How does this provide the same gradient as a larger batch size?
Looking through the code, I notice that there are mini-batches consisting of just negative examples that appear to be ignored entirely. If the code ignores certain combinations, how does using GradCache do the same thing as running larger batches on larger GPUs?
I also ran an experiment where I developed an image-text contrastive learning example with a batch size of 64. I tested using the batch size of 64 directly, and tested using GradCache with a mini-batch of 16. The batch size of 64 directly had a much better performance via linear eval than using GradCache.
I am not sure which part of the code you are confused about. I'd suggest first reading the math derivations in our paper to see if it can help you get a clearer picture of the grad cache approach.
The math derivations in the paper make sense to me, but the code does not seem to match unless I am mistaken. There should be a method of handling subsets with just negative values (as these should be included within s in S and t in T if I am not mistaken), but looking through the code I do not see where this is the case.
print(f"Using CUDA: {is_available()}")
device = torch.device('cuda' if torch.cuda.is_available() else 'cpu')
class HuggingFaceImageEncoder(Module):
""""Wrapper for HuggingFace pretrained CLIP image encoder"""
def __init__(self, projection_dim):
super().__init__()
# ViT_dim is 768 for 'openai/clip-vit-base-patch32'
self.model = CLIPVisionModel.from_pretrained("openai/clip-vit-base-patch32")
self.proj = Linear(768, projection_dim, bias=False)
def forward(self, image_lst):
image_out = self.model(image_lst.to(device)).pooler_output
return self.proj(image_out)
class HuggingFaceTextEncoder(Module):
""""Wrapper for HuggingFace pretrained CLIP image encoder"""
def __init__(self, projection_dim):
super().__init__()
# bert_dim is 512 for 'openai/clip-vit-base-patch32'
self.model = CLIPTextModel.from_pretrained("openai/clip-vit-base-patch32").to(device)

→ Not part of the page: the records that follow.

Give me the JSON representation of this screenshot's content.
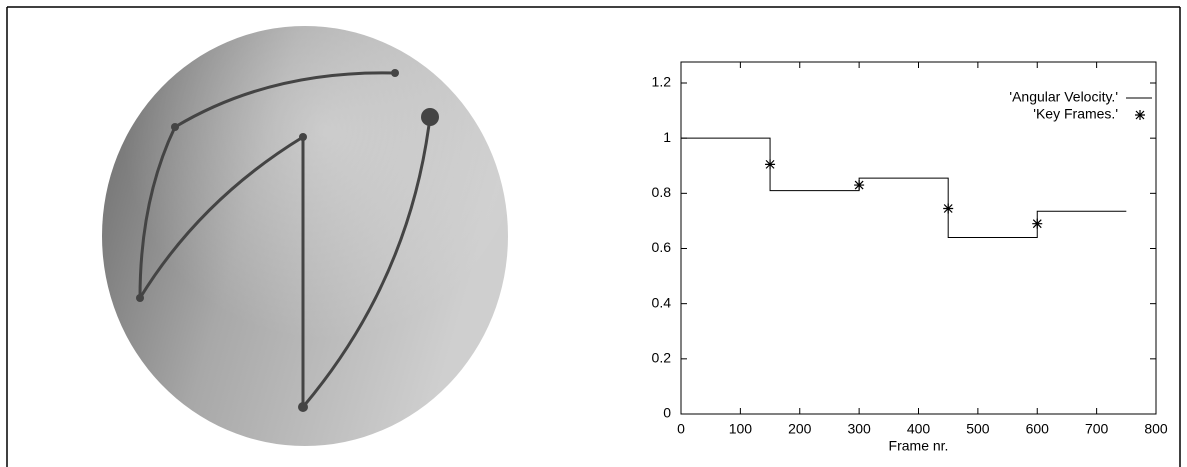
{
  "chart_data": {
    "type": "line",
    "xlabel": "Frame nr.",
    "xlim": [
      0,
      800
    ],
    "xticks": [
      0,
      100,
      200,
      300,
      400,
      500,
      600,
      700,
      800
    ],
    "ylim": [
      0,
      1.2
    ],
    "yticks": [
      0,
      0.2,
      0.4,
      0.6,
      0.8,
      1,
      1.2
    ],
    "legend": "upper right",
    "series": [
      {
        "name": "'Angular Velocity.'",
        "color": "#000000",
        "style": "line",
        "x": [
          0,
          150,
          150,
          300,
          300,
          450,
          450,
          600,
          600,
          750
        ],
        "values": [
          1,
          1,
          0.81,
          0.81,
          0.855,
          0.855,
          0.64,
          0.64,
          0.735,
          0.735
        ]
      },
      {
        "name": "'Key Frames.'",
        "color": "#000000",
        "style": "points",
        "x": [
          150,
          300,
          450,
          600
        ],
        "values": [
          0.905,
          0.83,
          0.745,
          0.69
        ]
      }
    ]
  }
}
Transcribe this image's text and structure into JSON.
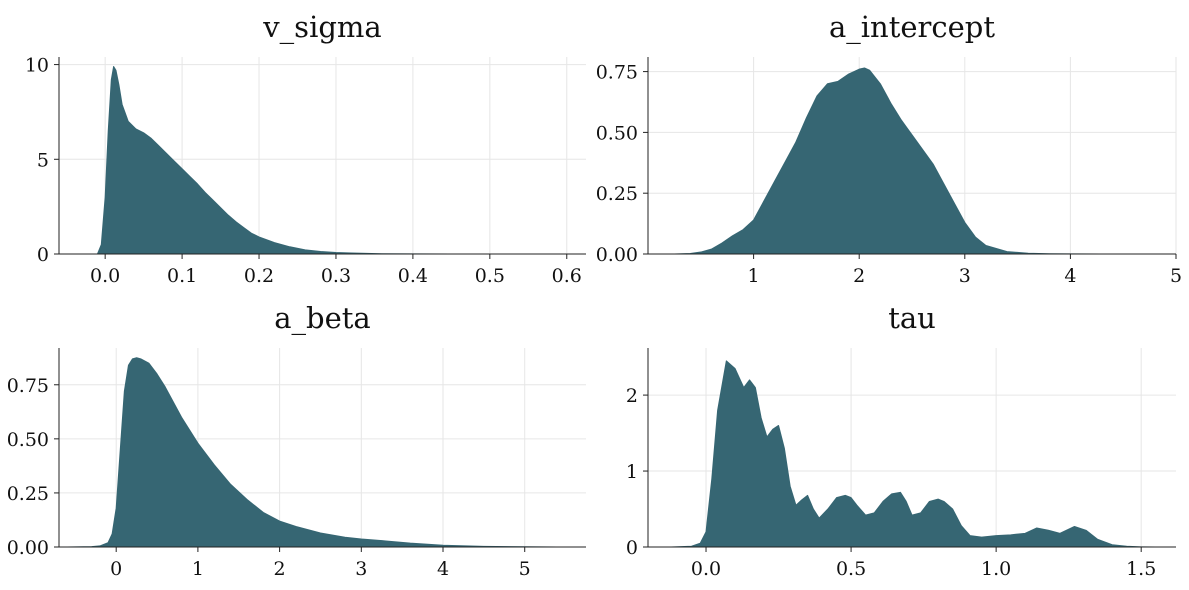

self.proj = Linear(512, projection_dim, bias=False)
def forward(self, **kwargs):
for key in kwargs:
kwargs[key] = kwargs[key].to(device)
text_out = self.model(**kwargs).pooler_output
return self.proj(text_out)
# Load the image encoder
img_encoder = HuggingFaceImageEncoder(512)
# Load the text encoder
text_encoder = HuggingFaceTextEncoder(512)
loss_fn = SimpleContrastiveLoss()
#Custom representation function that enables GradCache to be used for multimodal learning.
def rep_fn(v):
try:
return v.pooler_output
except:
return v
gc = GradCache(
models = [img_encoder, text_encoder],
chunk_sizes = 16,
loss_fn = loss_fn,
get_rep_fn = rep_fn
)
optimizer = Adam(list(img_encoder.parameters()) + list(text_encoder.parameters()))
dataloader = get_clip_dataloader(64)
def one_epoch():
loss = []
for batch in dataloader:
optimizer.zero_grad()
cur_loss = gc(batch['image'], batch['caption'], reduction='mean').item()
loss.append(cur_loss)
optimizer.step()
for _ in range(10):
one_epoch()
I just want to confirm that this is how one should do img-text contrastive learning using this API.
What are subsets with just negative values?
Say we choose a batch size of 64, and a sub-batch size of 16. This means we split each input into 64/16 = 4 sub batches. For contrastive learning, we need to evaluate all combinations of inputs in order to obtain the full benefits of negative sampling, a total of 4*4 = 16 sub-batch computations in this case. However, it is my understanding that GradCache only looks at the sub batches along the diagonal, in this case computing 4 sub-batch computations. If this is the case, I don't see how GradCache provides the benefits of the additional negative samples that larger batch sizes give.
It seems to essentially compute the constrastive loss assuming a small batch size, but caches the gradient until we process all samples in the batch and then uses the optimizer to update weights.
GradCache compute loss based on the full cartesian product between S and T as long as the provided loss does so. All representations are cached, from which the full batch's gradient cache is computed.